You want to live, Gaea said. You want to join your friends. But you do not need this, my poor boy. It would make no difference. Your friends will die, regardless.
Leo’s legs shook. He hated it, but whenever this witch appeared, he felt like he was eight years old again, trapped in the lobby of his mom’s machine shop, listening to Gaea’s soothing evil voice while his mother was locked inside the burning warehouse, dying from heat and smoke.
“What I don’t need,” he growled, “is more lies from you, Dirt Face. You told me my great-granddad died in the 1960s. Wrong! You told me I couldn’t save my friends in Rome. Wrong! You told me a lot of things.”

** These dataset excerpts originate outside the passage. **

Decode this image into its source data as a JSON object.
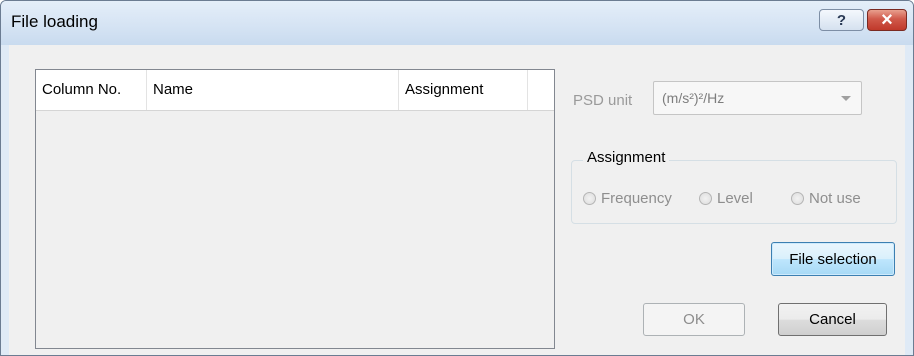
{
  "window": {
    "title": "File loading",
    "help_label": "?",
    "close_label": "×"
  },
  "list": {
    "columns": [
      "Column No.",
      "Name",
      "Assignment",
      ""
    ]
  },
  "psd": {
    "label": "PSD unit",
    "selected": "(m/s²)²/Hz"
  },
  "assignment": {
    "legend": "Assignment",
    "options": [
      "Frequency",
      "Level",
      "Not use"
    ]
  },
  "buttons": {
    "file_selection": "File selection",
    "ok": "OK",
    "cancel": "Cancel"
  },
  "colors": {
    "titlebar": "#d6e4f4",
    "close_button": "#c0392b",
    "default_button_border": "#3c7fb1",
    "disabled_text": "#8d8d8d"
  },
  "icons": {
    "help": "question-mark-icon",
    "close": "close-icon",
    "dropdown": "chevron-down-icon"
  }
}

Gaea’s laughter was a soft rustling sound, like dirt trickling down a hill in the first moments of an avalanche.
I tried to help you make better choices. You could have saved yourself. But you defied me at every step. You built your ship. You joined that foolish quest. Now you are trapped here, helpless, while the mortal world dies.
Leo’s hands burst into flame. He wanted to melt Gaea’s sandy face to glass. Then he felt Calypso’s hand on his shoulder.
“Gaea.” Her voice was stern and steady. “You are not welcome.”
Leo wished he could sound as confident as Calypso. Then he remembered that this annoying fifteen-year-old girl was actually the immortal daughter of a Titan.
Ah, Calypso. Gaea raised her arms as if for a hug. Still here, I see, despite the gods’ promises. Why do you think that is, my dear grandchild? Are the Olympians being spiteful, leaving you with no company except this undergrown fool? Or have they simply forgotten you, because you are not worth their time?